Глава тринадцатая
ТЕНЬ ПУШКИНА ТРЕВОЖИТ НЕЖИНСКИХ ПАРНАСЦЕВ
Каникулы кончились, и воспитанники съехались опять в Нежин. Посреди рекреационного зала, окруженный со всех сторон студентами, стоял профессор-"гвардеец" Соловьев, довольный и сияющий. Он сейчас только вернулся из Москвы и рассказывал о царской коронации и сопровождавших ее блестящих празднествах с таким воодушевлением, что молодые слушатели уши развесили.
- И выпало же вам такое счастье, Никита Федорович! - заметил один из них.
- Я очень счастлив, правда ваша, - отвечал Соловьев, - особенно же потому, что видел при этом случае и Пушкина.
Гоголь, едва ли не один из всех остававшийся до сих пор довольно равнодушным, при имени Пушкина вдруг оживился.
- Как! Вы видели настоящего Пушкина, племянника?
- Настоящего, не томпакового. О дяде я не стал бы слова тратить.
- Да ведь молодой Пушкин живет изгнанником в своей псковской деревне?
- Жил целых два года. Но теперь, перед самой коронацией, государь вызвал его в Москву, обласкал и объявил ему, что отныне будет сам его цензором. Но потому-то до прочтения государем Пушкин и не дает уже никому в руки своих сочинений. А то я непременно привез бы вам, господа, список с его новой исторической драмы.
- Из русской истории?
- Да, из Смутного времени, и главными героями в ней являются первый самозванец и Борис Годунов.
- Какое это должно быть восхищение! А написана драма стихами или прозой?

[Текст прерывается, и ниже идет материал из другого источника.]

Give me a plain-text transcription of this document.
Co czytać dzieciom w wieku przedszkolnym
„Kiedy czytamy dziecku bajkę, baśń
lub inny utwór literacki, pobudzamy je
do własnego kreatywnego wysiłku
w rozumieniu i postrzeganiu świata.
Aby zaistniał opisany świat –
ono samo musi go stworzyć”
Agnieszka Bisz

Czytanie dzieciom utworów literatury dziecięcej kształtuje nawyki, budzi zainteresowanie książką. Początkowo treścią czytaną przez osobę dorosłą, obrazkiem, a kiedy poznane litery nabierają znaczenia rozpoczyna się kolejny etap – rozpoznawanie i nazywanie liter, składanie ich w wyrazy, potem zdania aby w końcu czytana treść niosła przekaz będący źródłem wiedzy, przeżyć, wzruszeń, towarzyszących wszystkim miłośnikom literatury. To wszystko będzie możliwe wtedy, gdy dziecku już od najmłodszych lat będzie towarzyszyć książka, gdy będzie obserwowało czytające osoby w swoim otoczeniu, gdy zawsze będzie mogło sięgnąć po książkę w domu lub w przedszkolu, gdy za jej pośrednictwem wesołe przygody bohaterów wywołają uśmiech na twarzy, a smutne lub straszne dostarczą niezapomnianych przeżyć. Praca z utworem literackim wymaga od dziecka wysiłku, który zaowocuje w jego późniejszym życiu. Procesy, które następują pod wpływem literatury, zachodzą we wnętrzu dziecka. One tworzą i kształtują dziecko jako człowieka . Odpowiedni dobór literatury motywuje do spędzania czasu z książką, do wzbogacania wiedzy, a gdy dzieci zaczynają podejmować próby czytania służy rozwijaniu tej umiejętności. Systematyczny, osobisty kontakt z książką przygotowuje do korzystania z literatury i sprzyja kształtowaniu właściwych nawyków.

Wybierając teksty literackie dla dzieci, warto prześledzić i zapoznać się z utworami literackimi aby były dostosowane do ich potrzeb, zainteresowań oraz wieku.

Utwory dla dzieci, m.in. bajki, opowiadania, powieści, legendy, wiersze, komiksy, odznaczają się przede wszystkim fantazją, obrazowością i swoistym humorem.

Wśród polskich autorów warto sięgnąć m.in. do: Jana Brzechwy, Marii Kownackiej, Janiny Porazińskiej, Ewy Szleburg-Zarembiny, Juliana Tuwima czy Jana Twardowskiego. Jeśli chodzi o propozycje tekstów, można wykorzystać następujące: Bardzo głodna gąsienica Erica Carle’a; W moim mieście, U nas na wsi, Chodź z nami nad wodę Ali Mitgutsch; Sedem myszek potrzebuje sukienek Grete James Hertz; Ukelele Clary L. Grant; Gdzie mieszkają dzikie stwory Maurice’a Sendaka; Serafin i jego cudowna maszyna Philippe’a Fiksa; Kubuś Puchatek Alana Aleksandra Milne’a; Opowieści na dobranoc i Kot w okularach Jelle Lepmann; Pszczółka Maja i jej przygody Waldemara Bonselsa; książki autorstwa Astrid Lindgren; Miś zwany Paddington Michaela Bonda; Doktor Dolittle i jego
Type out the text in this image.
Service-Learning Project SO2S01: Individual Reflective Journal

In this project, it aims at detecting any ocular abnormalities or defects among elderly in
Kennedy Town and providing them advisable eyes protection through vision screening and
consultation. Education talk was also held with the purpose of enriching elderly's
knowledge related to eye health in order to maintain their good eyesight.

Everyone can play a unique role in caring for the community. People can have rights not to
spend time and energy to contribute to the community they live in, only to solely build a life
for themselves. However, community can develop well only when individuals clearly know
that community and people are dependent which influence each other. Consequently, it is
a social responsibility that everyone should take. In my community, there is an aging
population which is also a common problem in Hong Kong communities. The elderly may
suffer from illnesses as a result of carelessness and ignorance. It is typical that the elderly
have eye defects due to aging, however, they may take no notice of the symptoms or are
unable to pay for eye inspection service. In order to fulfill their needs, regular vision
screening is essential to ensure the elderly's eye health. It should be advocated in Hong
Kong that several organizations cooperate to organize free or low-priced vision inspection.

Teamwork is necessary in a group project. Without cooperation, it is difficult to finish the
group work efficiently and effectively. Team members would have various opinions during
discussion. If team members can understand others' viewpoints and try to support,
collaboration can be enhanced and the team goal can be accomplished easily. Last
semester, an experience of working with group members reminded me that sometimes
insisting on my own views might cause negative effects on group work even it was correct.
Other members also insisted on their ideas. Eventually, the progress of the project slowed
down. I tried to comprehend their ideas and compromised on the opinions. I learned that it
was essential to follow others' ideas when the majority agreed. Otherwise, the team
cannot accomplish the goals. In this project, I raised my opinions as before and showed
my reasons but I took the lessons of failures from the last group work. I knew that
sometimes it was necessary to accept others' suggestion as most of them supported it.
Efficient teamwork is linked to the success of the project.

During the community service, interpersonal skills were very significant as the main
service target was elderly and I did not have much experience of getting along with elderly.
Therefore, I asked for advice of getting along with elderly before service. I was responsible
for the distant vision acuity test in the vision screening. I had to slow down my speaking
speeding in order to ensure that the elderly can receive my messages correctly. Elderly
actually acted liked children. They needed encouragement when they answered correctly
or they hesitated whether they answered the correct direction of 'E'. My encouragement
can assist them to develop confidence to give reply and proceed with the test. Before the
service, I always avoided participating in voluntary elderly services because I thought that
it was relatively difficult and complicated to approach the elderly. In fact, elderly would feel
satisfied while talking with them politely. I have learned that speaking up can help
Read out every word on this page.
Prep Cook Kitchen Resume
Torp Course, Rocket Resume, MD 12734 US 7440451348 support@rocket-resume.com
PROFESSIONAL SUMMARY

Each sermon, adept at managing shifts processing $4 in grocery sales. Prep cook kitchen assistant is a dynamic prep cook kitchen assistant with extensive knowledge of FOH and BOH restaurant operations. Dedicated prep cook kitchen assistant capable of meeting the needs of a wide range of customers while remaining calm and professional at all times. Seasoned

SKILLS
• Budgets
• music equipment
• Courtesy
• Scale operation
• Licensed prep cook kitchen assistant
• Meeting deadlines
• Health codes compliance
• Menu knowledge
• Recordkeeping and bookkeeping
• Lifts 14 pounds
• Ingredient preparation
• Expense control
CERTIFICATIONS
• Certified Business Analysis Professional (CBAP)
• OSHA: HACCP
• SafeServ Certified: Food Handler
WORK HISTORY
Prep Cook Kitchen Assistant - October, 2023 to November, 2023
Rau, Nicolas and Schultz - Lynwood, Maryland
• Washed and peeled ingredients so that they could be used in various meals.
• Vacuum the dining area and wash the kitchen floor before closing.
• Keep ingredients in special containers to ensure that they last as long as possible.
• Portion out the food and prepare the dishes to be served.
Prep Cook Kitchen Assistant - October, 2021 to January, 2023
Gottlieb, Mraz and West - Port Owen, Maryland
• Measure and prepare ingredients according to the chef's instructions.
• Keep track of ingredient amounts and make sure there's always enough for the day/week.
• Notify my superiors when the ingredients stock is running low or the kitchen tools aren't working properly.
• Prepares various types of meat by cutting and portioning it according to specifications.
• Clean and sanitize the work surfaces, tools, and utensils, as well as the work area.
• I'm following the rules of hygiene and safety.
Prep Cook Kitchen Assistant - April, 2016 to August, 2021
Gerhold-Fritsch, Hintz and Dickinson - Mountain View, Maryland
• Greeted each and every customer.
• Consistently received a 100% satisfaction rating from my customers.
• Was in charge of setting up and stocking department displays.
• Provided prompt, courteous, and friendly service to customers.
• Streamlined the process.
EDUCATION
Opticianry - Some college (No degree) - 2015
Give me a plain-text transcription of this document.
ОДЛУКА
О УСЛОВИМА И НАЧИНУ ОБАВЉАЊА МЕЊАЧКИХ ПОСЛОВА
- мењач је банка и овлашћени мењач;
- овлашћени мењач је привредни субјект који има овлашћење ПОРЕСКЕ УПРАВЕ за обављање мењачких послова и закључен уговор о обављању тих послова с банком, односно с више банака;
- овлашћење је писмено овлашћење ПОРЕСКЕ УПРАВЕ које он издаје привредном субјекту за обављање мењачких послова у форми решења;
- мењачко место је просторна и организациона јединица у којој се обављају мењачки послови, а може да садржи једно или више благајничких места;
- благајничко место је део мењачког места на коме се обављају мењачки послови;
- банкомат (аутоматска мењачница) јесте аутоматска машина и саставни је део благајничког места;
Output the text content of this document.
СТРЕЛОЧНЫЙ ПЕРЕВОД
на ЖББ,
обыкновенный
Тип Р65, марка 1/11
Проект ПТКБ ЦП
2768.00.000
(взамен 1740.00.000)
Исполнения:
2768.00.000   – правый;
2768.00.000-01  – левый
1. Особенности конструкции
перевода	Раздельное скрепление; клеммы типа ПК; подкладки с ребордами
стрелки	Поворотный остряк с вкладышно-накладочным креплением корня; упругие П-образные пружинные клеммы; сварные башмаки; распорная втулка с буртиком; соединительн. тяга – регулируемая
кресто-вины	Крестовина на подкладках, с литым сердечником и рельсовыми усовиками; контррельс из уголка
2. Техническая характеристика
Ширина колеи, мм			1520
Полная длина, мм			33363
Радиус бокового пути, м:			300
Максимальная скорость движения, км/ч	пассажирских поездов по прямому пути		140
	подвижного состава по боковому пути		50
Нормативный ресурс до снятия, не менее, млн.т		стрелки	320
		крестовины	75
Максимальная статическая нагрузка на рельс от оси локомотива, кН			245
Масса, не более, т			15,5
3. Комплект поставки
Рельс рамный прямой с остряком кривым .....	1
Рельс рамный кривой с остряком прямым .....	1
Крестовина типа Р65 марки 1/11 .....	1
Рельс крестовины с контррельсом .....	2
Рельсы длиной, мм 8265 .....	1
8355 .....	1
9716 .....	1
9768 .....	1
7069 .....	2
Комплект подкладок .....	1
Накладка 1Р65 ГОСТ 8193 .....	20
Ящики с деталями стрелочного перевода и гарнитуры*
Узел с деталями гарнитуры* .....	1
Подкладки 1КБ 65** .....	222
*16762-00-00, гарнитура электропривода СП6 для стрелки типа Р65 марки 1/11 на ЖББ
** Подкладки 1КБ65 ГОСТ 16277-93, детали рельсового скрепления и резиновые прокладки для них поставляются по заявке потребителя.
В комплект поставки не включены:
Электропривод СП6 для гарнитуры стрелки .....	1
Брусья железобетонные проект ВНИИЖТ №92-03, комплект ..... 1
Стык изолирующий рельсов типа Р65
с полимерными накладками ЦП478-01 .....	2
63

- Белыми стихами по примеру Шекспира. Да и вещь, говорят, дивная, самому Шекспиру в пору.
- Так Пушкин, значит, все-таки читал ее кому-нибудь в Москве?
- Читал тесному кружку литераторов и профессоров у Веневитинова, и впечатление было громадное. Когда он кончил, все присутствующие со слезами восторга бросились обнимать, поздравлять поэта. Пили, разумеется, шампанское и не расходились до самого утра.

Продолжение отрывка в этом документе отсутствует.